Samedi, le jour pointe discrètement. Devant ma page blanche je me dis qu’une autre risque de s’ouvrir d’ici demain soir, et qu’une somme de solitudes sont aujourd’hui devant leur feuille à la regarder, à s’interroger, à chercher les mots - le plus justes possible -, pour que Lundi, une intelligence enfin collective les soustrait de leur coquille, la prison forcée de leur train-train subi et monotone pour les transformer en citoyens actifs. Pour une partie non négligeable de citoyens, le vote à venir prend l’allure d’une catharsis. On lui a même donné un nom, l’anti - Sarkozysme.
Il s’agit d’ostraciser les offenses multiples faites à la Cité, à ses citoyens et à l’entendement.

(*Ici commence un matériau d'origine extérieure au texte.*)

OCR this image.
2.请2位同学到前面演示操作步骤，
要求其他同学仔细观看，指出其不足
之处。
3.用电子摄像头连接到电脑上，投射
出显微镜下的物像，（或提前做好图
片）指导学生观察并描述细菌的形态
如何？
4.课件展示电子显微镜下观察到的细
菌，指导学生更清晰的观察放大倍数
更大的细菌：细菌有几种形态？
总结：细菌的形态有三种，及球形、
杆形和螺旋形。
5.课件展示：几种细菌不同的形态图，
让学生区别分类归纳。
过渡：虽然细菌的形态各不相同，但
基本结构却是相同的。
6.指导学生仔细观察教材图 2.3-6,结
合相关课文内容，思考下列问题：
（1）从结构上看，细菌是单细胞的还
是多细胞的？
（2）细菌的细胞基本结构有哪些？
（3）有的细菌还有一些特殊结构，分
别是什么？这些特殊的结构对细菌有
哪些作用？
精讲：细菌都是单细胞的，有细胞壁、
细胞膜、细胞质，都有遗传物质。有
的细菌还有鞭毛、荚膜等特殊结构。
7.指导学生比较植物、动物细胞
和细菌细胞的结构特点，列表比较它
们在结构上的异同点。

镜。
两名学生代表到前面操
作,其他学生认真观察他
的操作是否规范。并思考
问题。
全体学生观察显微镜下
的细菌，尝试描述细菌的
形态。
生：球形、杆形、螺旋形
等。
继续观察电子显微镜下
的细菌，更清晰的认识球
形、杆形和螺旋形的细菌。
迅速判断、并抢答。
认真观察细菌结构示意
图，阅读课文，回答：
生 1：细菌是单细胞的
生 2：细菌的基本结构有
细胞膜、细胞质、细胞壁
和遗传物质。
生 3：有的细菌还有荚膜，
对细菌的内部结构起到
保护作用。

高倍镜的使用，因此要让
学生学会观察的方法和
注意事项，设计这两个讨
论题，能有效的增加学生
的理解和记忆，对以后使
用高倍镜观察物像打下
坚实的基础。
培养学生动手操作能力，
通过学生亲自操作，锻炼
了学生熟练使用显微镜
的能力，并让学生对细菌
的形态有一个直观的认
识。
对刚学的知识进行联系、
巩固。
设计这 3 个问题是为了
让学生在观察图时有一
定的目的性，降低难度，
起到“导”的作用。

Il s’agit de laver une faute d’appréciation qui a ouvert les portes de la Cité à la personnification même de l’hubris.
Il s’agit de corriger un geste qui, sourd aux Cassandres, avait préféré la facilité d’un mirage annonciateur de bien être et de solutions juvéniles en taisant le prix à payer.

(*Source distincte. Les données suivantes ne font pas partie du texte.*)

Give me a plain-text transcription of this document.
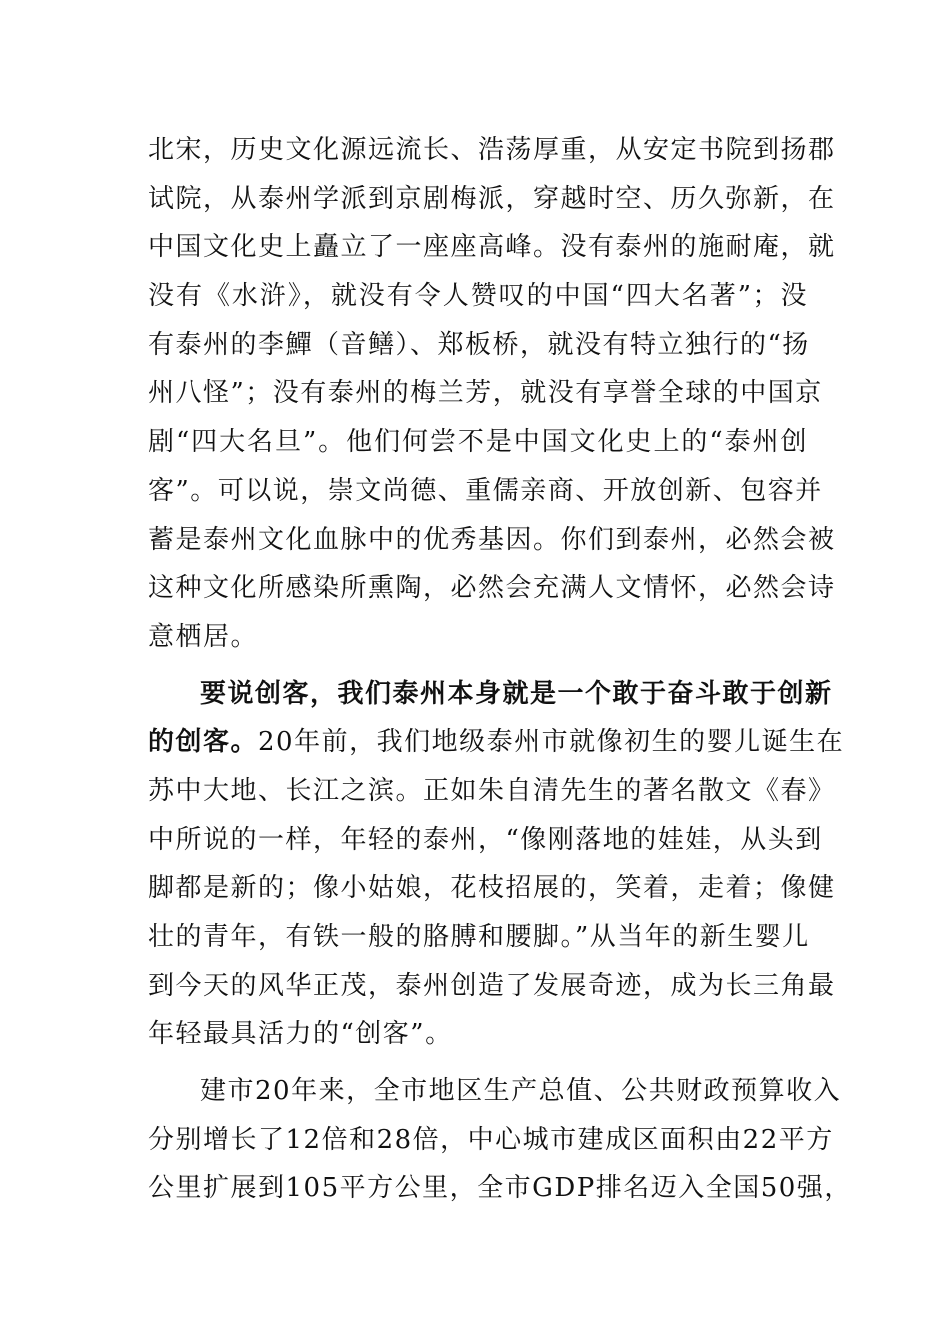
北宋，历史文化源远流长、浩荡厚重，从安定书院到扬郡
试院，从泰州学派到京剧梅派，穿越时空、历久弥新，在
中国文化史上矗立了一座座高峰。没有泰州的施耐庵，就
没有《水浒》，就没有令人赞叹的中国“四大名著”；没
有泰州的李鱓（音鳝）、郑板桥，就没有特立独行的“扬
州八怪”；没有泰州的梅兰芳，就没有享誉全球的中国京
剧“四大名旦”。他们何尝不是中国文化史上的“泰州创
客”。可以说，崇文尚德、重儒亲商、开放创新、包容并
蓄是泰州文化血脉中的优秀基因。你们到泰州，必然会被
这种文化所感染所熏陶，必然会充满人文情怀，必然会诗
意栖居。
要说创客，我们泰州本身就是一个敢于奋斗敢于创新
的创客。20年前，我们地级泰州市就像初生的婴儿诞生在
苏中大地、长江之滨。正如朱自清先生的著名散文《春》
中所说的一样，年轻的泰州，“像刚落地的娃娃，从头到
脚都是新的；像小姑娘，花枝招展的，笑着，走着；像健
壮的青年，有铁一般的胳膊和腰脚。”从当年的新生婴儿
到今天的风华正茂，泰州创造了发展奇迹，成为长三角最
年轻最具活力的“创客”。
建市20年来，全市地区生产总值、公共财政预算收入
分别增长了12倍和28倍，中心城市建成区面积由22平方
公里扩展到105平方公里，全市GDP排名迈入全国50强，
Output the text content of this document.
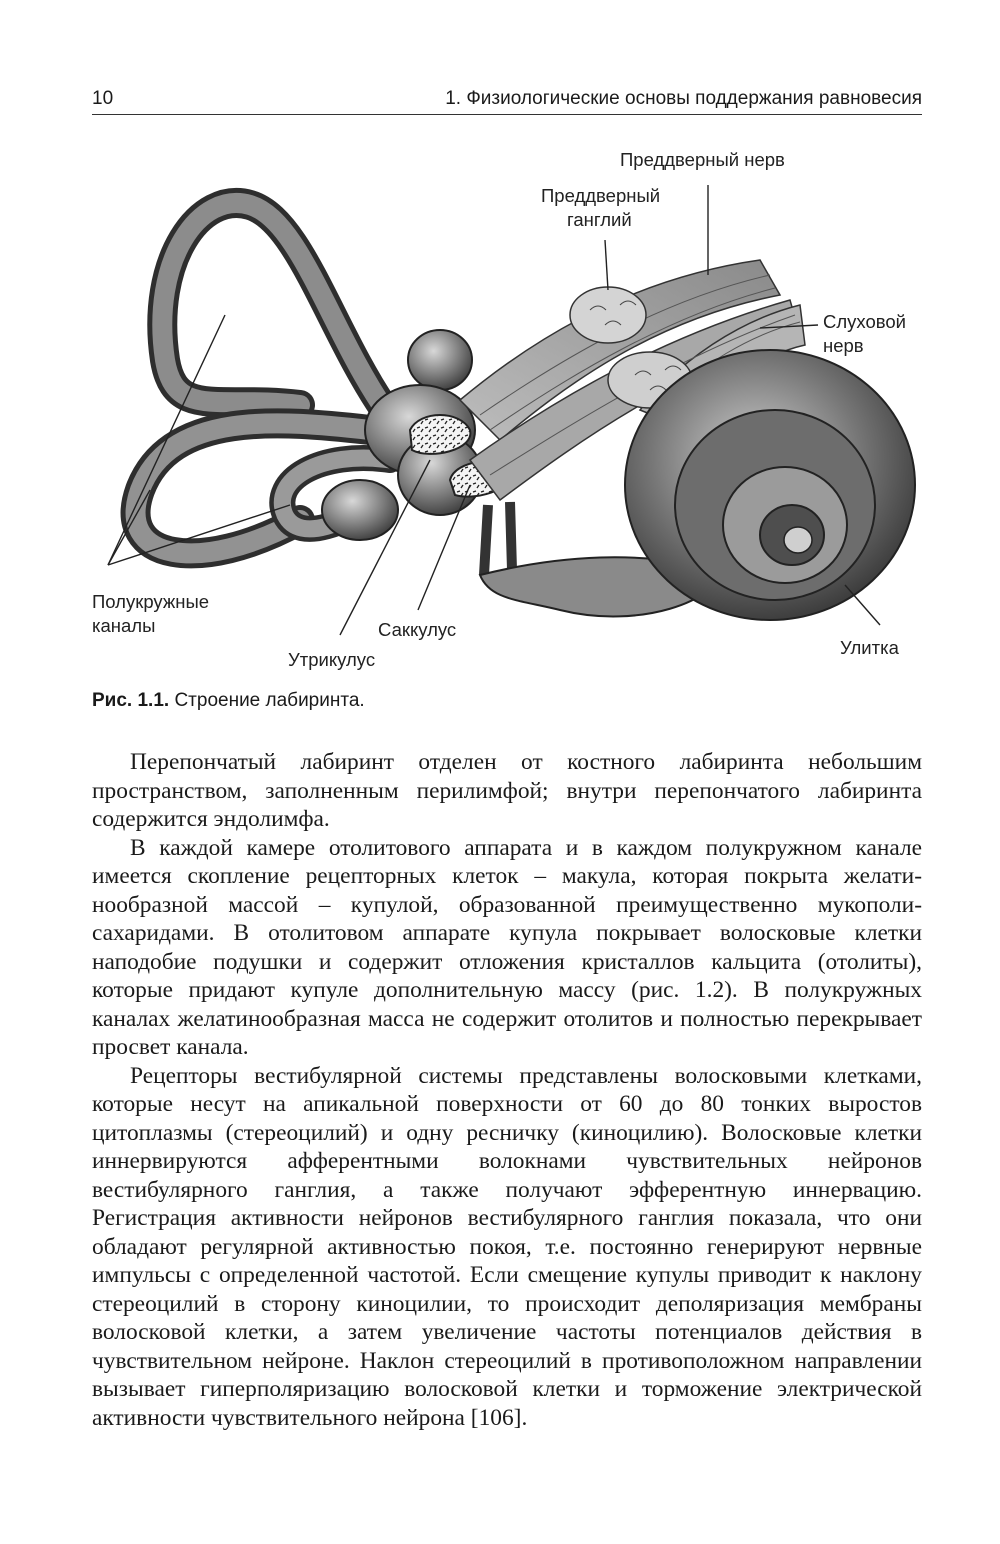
10	1. Физиологические основы поддержания равновесия
Преддверный нерв
Преддверный
ганглий
Слуховой
нерв
Полукружные
каналы	Саккулус
Утрикулус
Улитка
Рис. 1.1. Строение лабиринта.

Перепончатый лабиринт отделен от костного лабиринта небольшим пространством, заполненным перилимфой; внутри перепончатого лабиринта содержится эндолимфа.

В каждой камере отолитового аппарата и в каждом полукружном канале имеется скопление рецепторных клеток – макула, которая покрыта желатинообразной массой – купулой, образованной преимущественно мукополисахаридами. В отолитовом аппарате купула покрывает волосковые клетки наподобие подушки и содержит отложения кристаллов кальцита (отолиты), которые придают купуле дополнительную массу (рис. 1.2). В полукружных каналах желатинообразная масса не содержит отолитов и полностью перекрывает просвет канала.

Рецепторы вестибулярной системы представлены волосковыми клетками, которые несут на апикальной поверхности от 60 до 80 тонких выростов цитоплазмы (стереоцилий) и одну ресничку (киноцилию). Волосковые клетки иннервируются афферентными волокнами чувствительных нейронов вестибулярного ганглия, а также получают эфферентную иннервацию. Регистрация активности нейронов вестибулярного ганглия показала, что они обладают регулярной активностью покоя, т.е. постоянно генерируют нервные импульсы с определенной частотой. Если смещение купулы приводит к наклону стереоцилий в сторону киноцилии, то происходит деполяризация мембраны волосковой клетки, а затем увеличение частоты потенциалов действия в чувствительном нейроне. Наклон стереоцилий в противоположном направлении вызывает гиперполяризацию волосковой клетки и торможение электрической активности чувствительного нейрона [106].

Il s’agit de sanctionner la fascination pour un hédonisme conquérant auquel, de manière absurde, les citoyens s’identifièrent.

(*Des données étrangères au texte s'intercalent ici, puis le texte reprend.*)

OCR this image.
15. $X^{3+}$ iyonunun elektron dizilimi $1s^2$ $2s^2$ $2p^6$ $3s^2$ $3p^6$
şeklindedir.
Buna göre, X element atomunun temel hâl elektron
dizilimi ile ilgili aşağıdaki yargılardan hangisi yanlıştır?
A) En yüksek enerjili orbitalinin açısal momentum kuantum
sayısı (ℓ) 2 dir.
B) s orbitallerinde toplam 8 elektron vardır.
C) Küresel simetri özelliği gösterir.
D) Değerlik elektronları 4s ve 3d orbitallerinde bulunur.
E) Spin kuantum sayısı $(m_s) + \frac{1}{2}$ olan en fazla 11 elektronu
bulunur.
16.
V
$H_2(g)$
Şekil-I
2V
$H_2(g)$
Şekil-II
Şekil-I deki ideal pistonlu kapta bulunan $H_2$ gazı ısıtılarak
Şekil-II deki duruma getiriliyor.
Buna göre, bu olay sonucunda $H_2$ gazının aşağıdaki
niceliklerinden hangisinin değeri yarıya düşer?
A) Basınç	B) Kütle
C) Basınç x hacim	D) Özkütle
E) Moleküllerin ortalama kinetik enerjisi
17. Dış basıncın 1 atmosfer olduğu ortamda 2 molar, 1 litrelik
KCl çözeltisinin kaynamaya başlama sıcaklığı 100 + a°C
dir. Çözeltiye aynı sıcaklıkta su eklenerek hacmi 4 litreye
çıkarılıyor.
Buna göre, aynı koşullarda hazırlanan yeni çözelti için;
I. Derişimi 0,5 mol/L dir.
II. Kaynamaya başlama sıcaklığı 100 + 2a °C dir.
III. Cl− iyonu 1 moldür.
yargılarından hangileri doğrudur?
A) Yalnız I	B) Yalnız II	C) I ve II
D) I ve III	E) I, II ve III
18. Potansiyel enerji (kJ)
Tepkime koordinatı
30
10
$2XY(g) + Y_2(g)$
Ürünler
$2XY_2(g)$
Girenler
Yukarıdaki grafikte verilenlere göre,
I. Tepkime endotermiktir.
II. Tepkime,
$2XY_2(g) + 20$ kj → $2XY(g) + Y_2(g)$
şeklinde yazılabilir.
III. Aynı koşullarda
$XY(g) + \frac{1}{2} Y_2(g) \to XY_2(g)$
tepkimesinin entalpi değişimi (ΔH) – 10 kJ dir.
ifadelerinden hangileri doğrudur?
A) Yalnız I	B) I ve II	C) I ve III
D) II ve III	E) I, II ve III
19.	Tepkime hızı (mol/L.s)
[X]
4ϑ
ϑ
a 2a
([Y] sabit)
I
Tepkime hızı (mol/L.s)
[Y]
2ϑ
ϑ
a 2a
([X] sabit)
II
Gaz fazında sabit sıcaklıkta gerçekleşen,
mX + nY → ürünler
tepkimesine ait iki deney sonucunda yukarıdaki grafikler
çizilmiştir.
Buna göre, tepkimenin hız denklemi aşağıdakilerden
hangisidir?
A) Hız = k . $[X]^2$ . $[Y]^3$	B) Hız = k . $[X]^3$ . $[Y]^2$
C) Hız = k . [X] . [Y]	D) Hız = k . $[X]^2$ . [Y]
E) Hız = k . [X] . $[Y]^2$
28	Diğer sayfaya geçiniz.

Cet ostracisme est sain. Il est justifié ; Il est légitime. Mais il ne suffit pas. Le vertige de la page blanche devant un futur communément partagé implique que ce vote soit l’antithèse de ce qui est advenu pendant cinq ans. Il implique la patience, la mesure, la connaissance et l’intériorisation du prix à payer : celui qui incombe à un citoyen actif, « utile » pour paraphraser Aristote, qui de délègue rien et surtout pas sa propre vigilance. Il est toujours difficile d’assumer l’âge de raison, de ne plus s’abandonner aux délices de l’enfance, à saisir une liberté plaine et inconditionnelle et tout ce qu’elle implique. Si nous voulons que ce vote sanction ait un sens, si l’on veut qu’il efface, non plus au simple niveau symbolique mais à celui de tous les jours l’hubris que nous avons fait à la Cité en déléguant les outils de notre bonheur et notre émancipation, il faut assumer. Dès lundi, le président de gauche n’aura plus des sujets mais des citoyens. Pour qu’il y ait changement, il faut qu’il opère en chacun de nous. Pour qu’il y ait apaisement, il faut qu’on l’impose à chacun de nous. Pour qu’il y ait de la justice, il faut qu’on se juge soi-même. Seulement alors la catharsis opérera de manière pleine et sereine et que nous pourrons enfin nous ajouter les uns aux autres au lieu de nous soustraire. Voter à gauche, certes, et sans hésitation. Mais rester acteur de sa vie et de son sort dès le lendemain.